Benchmark has announced a series of proposed board changes, each intended to take effect after delisting from the London Stock Exchange and Euronext Oslo exchange anticipated to be in August.
Patrick Waty will join as chief executive officer, succeeding Trond Williksen, who will step down from his role. Pierre Hugo will join as chief financial officer of the company, succeeding Septima Maguire.
Therese Log Bergjord will join as a non-executive director, succeeding Marie Danielsson. Torgeir Svae will step down as the Board representative of Kverva AS and will be replaced by Frode Sandmark, acting as a non-executive director.
Kristian Eikre will step down as the Board representative of FERD AS and will be replaced by Frida Lillebøeacting as a non-executive director. Jonathan Esfandi will step down as the Board representative of JNE Partners LLP and will be replaced by Michael Zhang, acting as a non-executive director.
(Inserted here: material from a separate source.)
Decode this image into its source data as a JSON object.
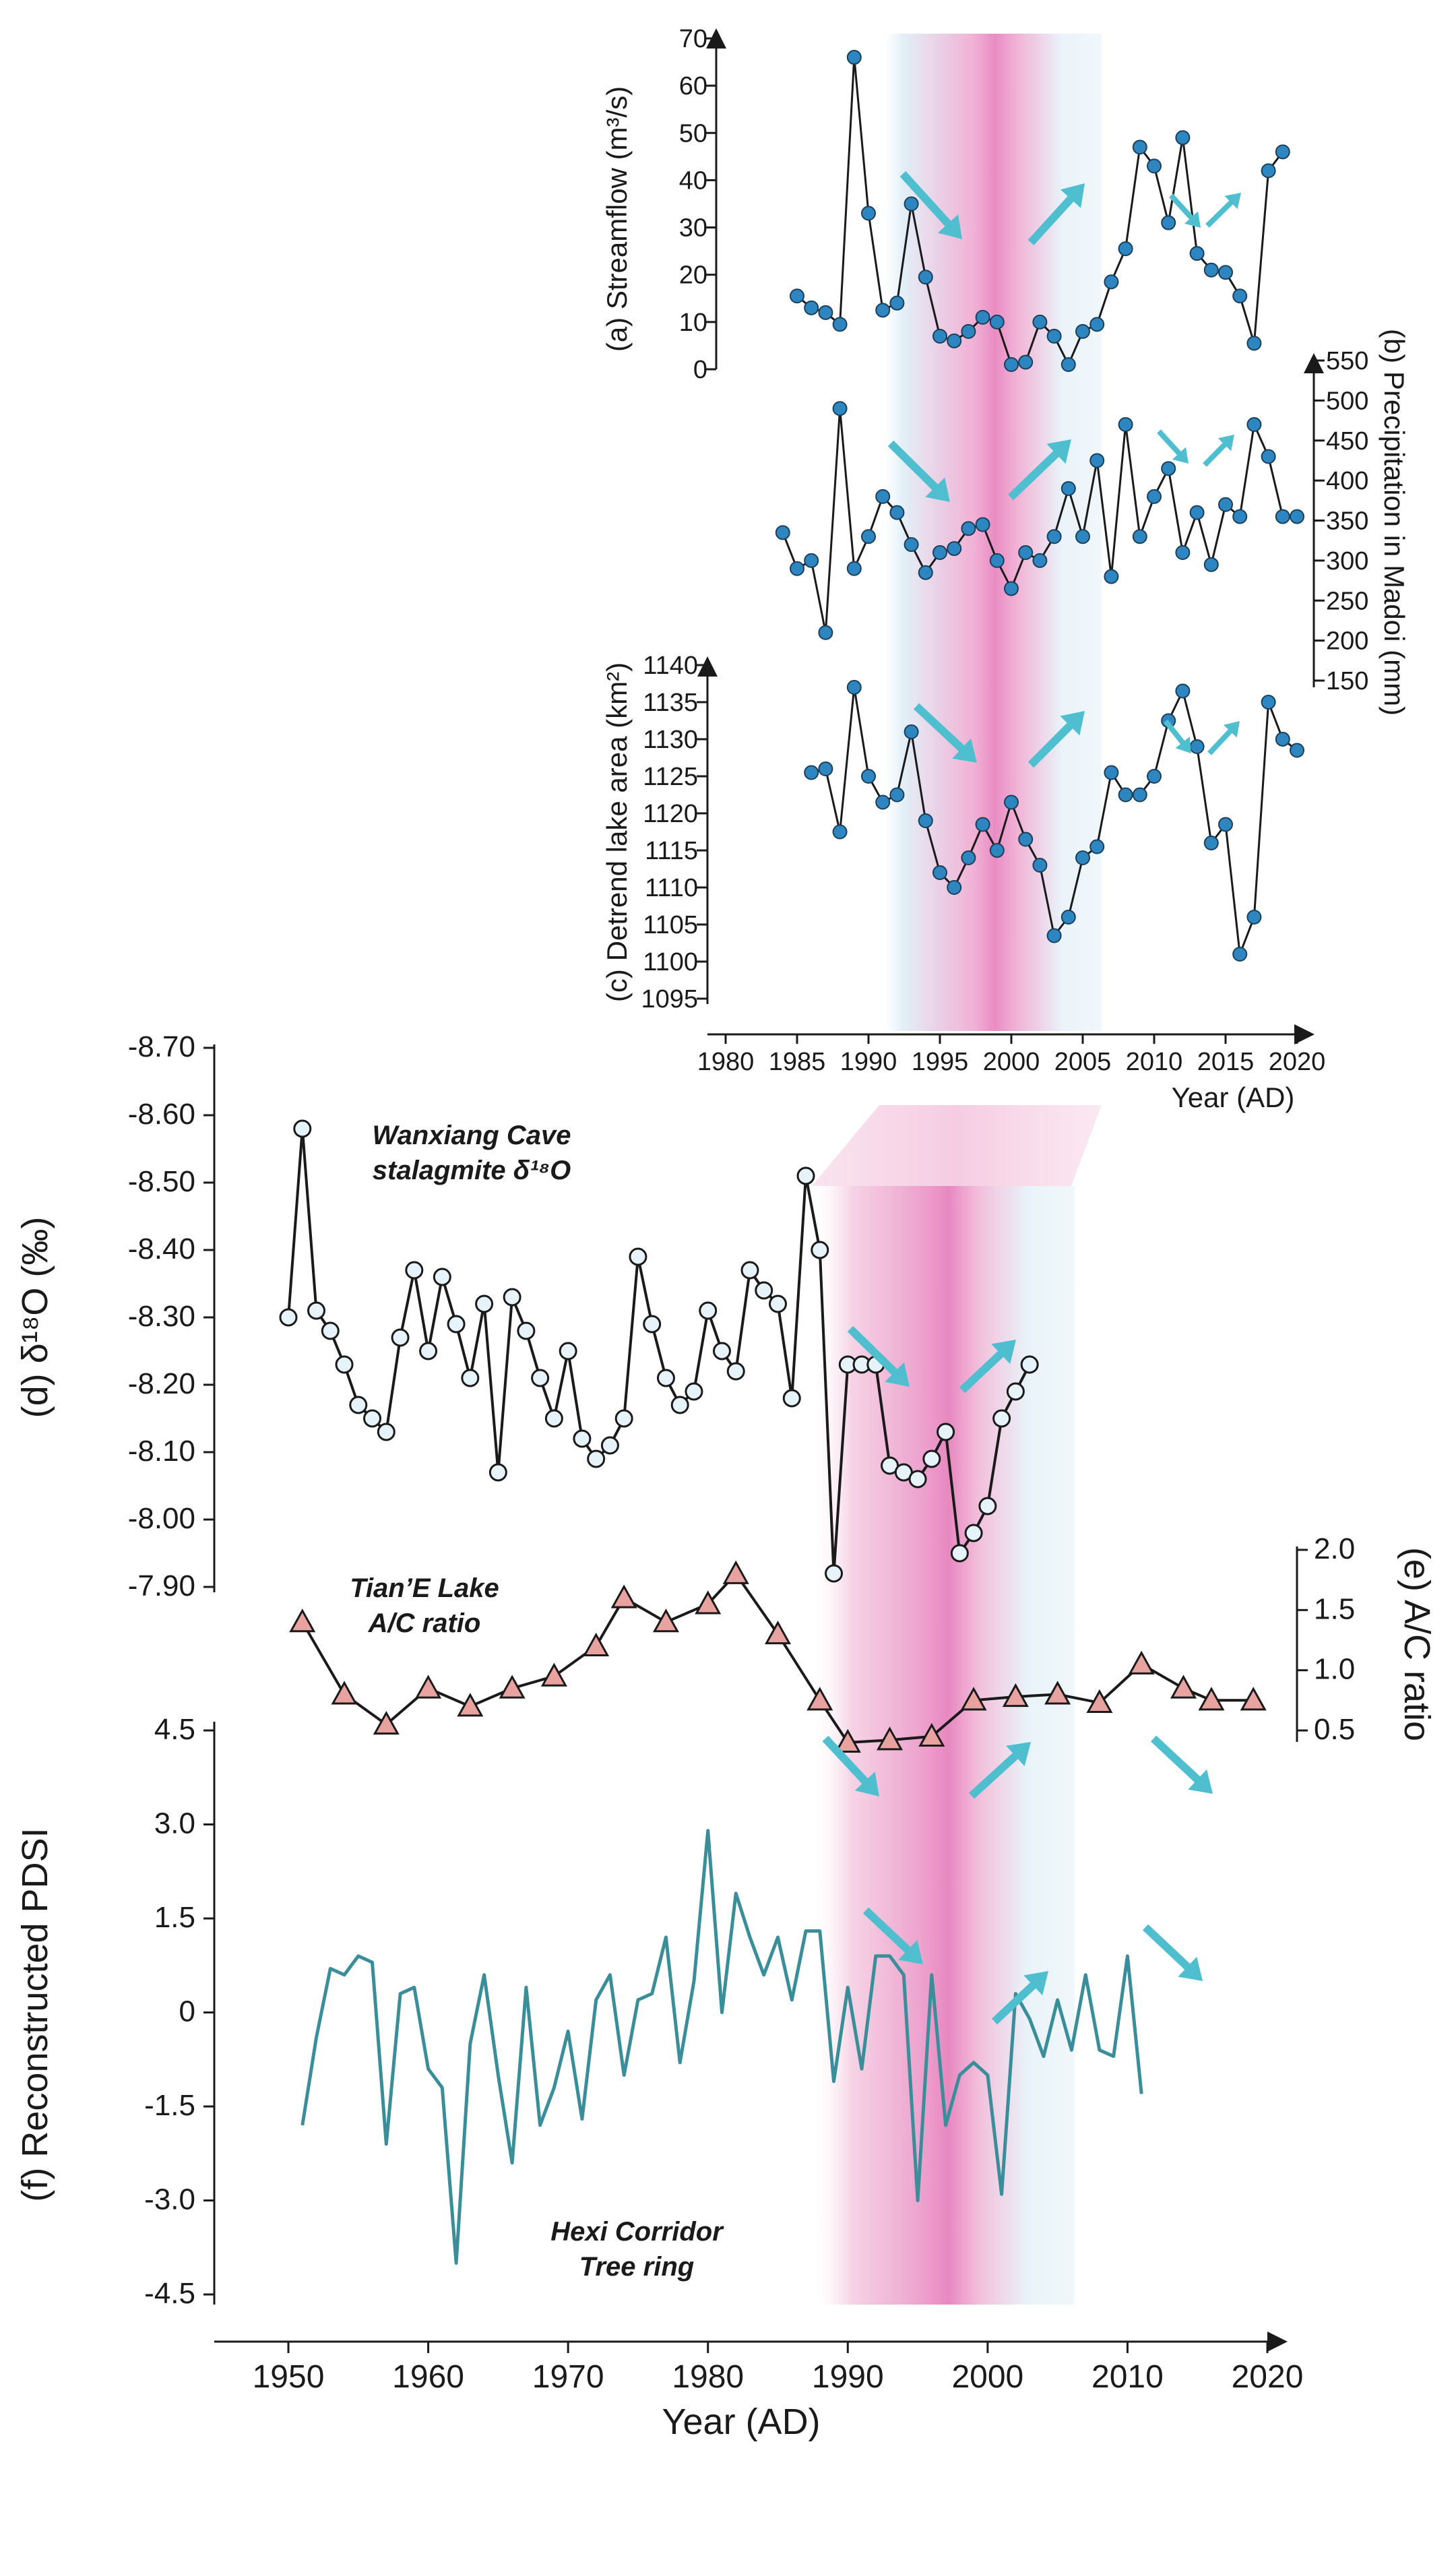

Nathan "Tripp" Lane, chairman of the company, will also step down from his role on the date of the de-listings. Patrick Waty and Pierre Hugo will not become directors of the company.
The first half of fiscal year 2025 was a milestone period for Benchmark, marked by the completion of the sale of its genetics business. The transaction generated gross proceeds of £193.7 million (USD 248 million) and resulted in a £90.9 million (USD 116 million) gain, driving the group’s profit after tax to £76.0 million (USD 97 million).
Following the end of the period and completion of the sale, the company paid down its Green Bond, revolving credit facilities, and associated hedging instruments, totaling approximately £87 million (USD 111 million).
On May 23, 2025, the company announced proposals to cancel the company's admission to trading on AIM and Euronext Growth Oslo and return capital to shareholders via a tender offer and a special dividend to those shareholders remaining in the company post the delistings.
Trond Williksen, CEO of Benchmark, said at that time that “the streamlining of Benchmark following the sale of the Genetics business is well underway and the performance in the remaining business has developed positively and in line with our expectations in the last quarter. The announced decision to delist the company from AIM and Euronext Growth Oslo is driven by strong commercial rationale, reducing costs and rightsizing the remaining business for the next phase."
Benchmark recently reported that revenues for the first half of fiscal year 2025 were £40.6 million (USD 52 million), a 22% decrease compared to the same period in fiscal year 2024 (-17% at constant exchange rates). This decline reflects improved performance in Advanced Nutrition during the second quarter of 2025, tempered by foreign exchange headwinds, and an expected year-on-year reduction in the Health division following the paused sales of Ectosan® Vet and CleanTreat®. The pause is part of a strategic shift toward developing a new land-based configuration and refocusing efforts on the Salmosan® Vet solution.
Adjusted EBITDA came in at £4.2 million (USD 5.4 million), down from £9.6 million (USD 12.3 million) in the same period last year, due to lower revenues across both business areas and a reduced gross profit margin in Advanced Nutrition, partially offset by lower operating costs.